Investors hungry for yield have shoveled a record amount of cash into mutual funds and exchange traded funds that invest in real estate investment trusts.
Vanguard REIT ETF (NYSEArca: VNQ) is up 1.3% year-to-date; the fund has a 12-month yield of 3.41%. SPDR Dow Jones REIT ETF (NYSEArca: RWR) is up 1.93% year-to-date; the fund has a 12-month yield of 3.01%.
The S&P 500 is down about 5% so far in 2011. [Dividend ETFs in Focus]
According to Citigroup Global Markets, investors allocated $3.7 billion into mutual funds that invest in U.S. real estate investment trusts this year, the most new money added since 2006, report Oshrat Carmiel and Margaret Collins for Bloomberg. Total assets in the sector funds, including ETFs, are at a record $96 billion. [ETF Investors Take on More Risk in Search of Reward]
Most REITs are publicly traded firms that own and operate physical properties. The companies need to distribute at least 90% of their income to shareholders in the form of dividends.
“REITs are attracting attention because of their income, the dividend yield, and the fact that REITs do own hard assets, which offer inflation protection,” Philip Martin, Morningstar REIT strategist, remarked.

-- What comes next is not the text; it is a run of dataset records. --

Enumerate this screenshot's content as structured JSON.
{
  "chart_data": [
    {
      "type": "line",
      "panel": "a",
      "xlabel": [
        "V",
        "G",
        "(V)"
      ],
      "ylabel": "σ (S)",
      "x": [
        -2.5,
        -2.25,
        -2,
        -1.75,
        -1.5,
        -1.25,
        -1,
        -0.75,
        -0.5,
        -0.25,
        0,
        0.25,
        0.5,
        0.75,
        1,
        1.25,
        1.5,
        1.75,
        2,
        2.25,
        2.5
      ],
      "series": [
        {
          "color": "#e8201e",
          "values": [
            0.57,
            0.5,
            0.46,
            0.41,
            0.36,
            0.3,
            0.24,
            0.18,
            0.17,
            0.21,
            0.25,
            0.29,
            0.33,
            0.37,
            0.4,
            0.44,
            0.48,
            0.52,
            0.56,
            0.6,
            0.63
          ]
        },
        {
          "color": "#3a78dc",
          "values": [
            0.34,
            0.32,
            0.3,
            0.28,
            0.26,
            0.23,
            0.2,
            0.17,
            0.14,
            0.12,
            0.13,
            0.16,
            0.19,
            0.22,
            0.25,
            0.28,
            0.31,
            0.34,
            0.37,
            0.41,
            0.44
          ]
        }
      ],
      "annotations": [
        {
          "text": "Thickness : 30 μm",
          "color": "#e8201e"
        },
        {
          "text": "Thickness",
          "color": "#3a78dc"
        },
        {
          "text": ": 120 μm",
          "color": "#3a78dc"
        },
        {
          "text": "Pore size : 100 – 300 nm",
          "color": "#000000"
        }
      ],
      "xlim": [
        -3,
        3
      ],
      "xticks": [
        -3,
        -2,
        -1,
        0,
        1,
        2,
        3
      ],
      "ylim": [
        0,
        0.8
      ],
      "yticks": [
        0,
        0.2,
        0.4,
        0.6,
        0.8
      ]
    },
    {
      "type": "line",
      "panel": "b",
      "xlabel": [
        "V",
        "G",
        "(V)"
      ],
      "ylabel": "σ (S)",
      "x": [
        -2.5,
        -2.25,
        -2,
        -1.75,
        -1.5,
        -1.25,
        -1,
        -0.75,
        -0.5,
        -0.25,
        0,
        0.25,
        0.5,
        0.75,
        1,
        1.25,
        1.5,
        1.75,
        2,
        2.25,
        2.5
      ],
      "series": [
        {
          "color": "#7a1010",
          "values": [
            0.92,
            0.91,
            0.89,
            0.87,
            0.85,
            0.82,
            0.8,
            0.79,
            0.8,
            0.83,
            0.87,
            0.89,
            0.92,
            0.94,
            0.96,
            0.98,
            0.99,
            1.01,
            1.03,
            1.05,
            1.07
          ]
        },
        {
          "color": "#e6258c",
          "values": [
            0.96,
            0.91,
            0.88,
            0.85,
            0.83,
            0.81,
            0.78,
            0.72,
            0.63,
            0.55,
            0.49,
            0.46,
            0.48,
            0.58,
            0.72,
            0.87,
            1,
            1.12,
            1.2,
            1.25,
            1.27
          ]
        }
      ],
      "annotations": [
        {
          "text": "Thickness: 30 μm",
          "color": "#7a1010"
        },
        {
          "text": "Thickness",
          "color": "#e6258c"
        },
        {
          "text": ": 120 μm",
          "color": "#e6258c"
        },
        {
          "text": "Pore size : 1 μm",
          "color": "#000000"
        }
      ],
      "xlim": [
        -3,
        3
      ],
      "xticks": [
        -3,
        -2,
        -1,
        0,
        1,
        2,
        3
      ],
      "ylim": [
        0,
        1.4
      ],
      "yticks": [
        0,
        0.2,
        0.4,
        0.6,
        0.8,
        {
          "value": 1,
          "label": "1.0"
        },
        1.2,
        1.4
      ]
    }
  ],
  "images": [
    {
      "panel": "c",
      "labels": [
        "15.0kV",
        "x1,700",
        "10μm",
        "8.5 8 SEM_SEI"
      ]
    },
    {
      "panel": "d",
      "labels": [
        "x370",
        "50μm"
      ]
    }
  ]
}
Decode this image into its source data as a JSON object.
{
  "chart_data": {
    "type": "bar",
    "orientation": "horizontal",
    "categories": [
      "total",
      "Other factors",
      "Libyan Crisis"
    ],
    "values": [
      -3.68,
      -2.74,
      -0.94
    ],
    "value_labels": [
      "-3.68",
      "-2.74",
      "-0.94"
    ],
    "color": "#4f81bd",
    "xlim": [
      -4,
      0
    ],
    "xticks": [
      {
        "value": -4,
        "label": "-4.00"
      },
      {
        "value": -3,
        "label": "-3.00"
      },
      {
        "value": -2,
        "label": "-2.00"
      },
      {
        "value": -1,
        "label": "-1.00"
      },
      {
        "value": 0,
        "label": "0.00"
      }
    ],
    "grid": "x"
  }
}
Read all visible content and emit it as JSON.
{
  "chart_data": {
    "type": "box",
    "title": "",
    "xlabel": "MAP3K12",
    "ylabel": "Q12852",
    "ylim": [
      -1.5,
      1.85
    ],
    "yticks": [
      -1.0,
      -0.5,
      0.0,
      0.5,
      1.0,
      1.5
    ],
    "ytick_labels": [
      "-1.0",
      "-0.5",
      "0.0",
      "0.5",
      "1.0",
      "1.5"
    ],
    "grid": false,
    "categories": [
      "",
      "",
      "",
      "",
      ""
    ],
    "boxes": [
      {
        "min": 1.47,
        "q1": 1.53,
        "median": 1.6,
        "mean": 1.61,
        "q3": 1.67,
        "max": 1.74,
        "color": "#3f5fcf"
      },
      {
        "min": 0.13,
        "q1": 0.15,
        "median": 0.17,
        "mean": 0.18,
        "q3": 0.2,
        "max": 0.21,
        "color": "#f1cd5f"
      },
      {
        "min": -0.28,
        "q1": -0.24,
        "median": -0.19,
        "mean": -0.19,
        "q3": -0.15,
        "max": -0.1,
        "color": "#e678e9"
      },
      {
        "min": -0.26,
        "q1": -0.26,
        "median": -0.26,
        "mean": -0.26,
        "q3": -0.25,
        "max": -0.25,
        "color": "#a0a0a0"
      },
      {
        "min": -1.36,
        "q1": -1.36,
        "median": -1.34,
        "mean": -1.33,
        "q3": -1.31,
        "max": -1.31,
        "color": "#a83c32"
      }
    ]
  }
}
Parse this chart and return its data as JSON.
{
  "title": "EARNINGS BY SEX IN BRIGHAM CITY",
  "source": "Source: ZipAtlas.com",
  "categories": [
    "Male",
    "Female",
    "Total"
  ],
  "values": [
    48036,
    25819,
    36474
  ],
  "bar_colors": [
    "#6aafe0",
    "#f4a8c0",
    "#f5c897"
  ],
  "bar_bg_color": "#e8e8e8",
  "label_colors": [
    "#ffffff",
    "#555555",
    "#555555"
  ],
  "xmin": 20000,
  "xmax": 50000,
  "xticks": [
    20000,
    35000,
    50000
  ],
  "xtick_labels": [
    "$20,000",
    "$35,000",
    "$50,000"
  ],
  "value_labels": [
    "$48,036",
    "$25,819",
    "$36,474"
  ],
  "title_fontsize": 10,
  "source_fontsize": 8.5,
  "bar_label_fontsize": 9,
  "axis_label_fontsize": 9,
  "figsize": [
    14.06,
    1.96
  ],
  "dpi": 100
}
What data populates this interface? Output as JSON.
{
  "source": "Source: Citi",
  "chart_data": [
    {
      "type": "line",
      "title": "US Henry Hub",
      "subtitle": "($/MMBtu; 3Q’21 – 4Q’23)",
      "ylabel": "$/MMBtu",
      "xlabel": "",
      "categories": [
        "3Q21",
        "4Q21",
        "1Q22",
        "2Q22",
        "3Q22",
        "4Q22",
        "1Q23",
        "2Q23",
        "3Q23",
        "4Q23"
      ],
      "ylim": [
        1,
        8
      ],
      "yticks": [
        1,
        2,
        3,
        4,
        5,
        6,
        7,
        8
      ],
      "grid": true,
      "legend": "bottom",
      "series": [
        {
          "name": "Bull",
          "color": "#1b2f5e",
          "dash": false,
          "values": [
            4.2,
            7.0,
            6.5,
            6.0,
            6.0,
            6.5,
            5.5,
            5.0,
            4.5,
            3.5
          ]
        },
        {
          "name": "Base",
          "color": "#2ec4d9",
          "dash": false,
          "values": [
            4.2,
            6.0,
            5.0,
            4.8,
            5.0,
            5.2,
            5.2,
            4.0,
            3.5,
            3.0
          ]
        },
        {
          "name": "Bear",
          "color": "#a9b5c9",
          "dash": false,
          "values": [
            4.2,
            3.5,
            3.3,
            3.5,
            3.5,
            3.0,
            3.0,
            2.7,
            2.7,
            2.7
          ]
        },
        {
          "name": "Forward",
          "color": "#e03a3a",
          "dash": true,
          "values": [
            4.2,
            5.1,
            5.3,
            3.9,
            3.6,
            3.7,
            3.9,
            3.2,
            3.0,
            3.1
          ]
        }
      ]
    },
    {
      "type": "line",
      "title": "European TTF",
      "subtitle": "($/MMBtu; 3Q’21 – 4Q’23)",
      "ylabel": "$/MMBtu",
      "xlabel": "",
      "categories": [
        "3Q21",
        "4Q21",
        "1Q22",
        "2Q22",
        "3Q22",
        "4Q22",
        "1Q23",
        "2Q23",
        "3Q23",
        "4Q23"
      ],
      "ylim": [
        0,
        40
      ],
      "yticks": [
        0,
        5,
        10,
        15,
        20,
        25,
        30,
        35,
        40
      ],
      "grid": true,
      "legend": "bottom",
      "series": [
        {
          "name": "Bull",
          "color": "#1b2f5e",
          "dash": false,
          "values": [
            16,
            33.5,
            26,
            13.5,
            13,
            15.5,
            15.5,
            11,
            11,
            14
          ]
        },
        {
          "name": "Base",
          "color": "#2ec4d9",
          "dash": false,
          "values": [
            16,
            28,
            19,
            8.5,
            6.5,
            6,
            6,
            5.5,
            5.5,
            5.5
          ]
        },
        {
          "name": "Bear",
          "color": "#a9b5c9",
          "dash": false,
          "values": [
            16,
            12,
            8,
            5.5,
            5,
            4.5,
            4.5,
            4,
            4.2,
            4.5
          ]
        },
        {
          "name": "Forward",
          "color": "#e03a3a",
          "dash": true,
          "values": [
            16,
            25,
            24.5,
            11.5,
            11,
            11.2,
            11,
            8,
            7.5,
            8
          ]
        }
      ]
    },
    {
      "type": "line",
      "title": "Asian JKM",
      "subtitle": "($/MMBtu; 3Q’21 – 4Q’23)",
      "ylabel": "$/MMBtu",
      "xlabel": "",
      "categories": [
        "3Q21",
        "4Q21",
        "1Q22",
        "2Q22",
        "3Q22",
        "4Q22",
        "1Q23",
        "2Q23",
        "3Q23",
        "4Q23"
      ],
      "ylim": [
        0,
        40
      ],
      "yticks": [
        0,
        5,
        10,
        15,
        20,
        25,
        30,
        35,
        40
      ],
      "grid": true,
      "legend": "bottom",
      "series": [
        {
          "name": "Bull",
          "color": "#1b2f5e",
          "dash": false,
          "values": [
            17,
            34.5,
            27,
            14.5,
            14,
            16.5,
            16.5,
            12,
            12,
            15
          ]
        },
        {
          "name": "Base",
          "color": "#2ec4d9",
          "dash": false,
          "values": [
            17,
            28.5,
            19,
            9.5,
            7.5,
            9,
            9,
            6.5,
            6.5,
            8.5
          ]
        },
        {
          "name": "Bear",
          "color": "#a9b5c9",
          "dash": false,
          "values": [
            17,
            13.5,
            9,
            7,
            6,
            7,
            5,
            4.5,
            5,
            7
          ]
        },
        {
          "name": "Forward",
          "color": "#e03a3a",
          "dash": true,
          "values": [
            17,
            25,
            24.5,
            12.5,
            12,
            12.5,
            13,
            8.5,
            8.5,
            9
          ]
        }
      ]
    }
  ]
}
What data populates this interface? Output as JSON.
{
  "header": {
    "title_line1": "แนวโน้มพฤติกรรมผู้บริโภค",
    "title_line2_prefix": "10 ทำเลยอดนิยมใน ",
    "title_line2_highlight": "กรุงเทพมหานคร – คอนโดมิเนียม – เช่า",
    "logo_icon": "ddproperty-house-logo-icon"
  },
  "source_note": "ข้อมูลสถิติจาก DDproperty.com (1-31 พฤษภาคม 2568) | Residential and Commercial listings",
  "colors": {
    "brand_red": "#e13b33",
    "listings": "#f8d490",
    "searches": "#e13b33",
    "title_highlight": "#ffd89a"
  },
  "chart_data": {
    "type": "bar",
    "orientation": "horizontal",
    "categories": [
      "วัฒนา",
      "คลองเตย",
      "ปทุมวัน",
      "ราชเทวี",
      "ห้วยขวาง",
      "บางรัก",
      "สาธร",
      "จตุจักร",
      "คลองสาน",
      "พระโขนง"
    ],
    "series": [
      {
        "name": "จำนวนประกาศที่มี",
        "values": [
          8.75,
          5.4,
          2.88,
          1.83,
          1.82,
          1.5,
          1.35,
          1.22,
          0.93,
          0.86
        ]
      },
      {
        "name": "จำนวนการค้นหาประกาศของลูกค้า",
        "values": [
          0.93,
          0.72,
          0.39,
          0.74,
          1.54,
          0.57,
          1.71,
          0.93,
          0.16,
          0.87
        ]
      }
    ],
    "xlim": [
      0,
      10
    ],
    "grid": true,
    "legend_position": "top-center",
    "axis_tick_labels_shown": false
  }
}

Larry Glazer, a managing partner at Mayflower Advisors, notes that investors are looking to REIT yields because they have become “so starved for income.” According to the Bloomberg REIT Index, REITs had an average dividend yield of around 3.7%, compared to yields on 10-year Treasury notes of a little under 2% and the near zero returns on most money market funds. Additionally, annual dividend growth may likely range between 4% to 6% over the next several years, Martin added.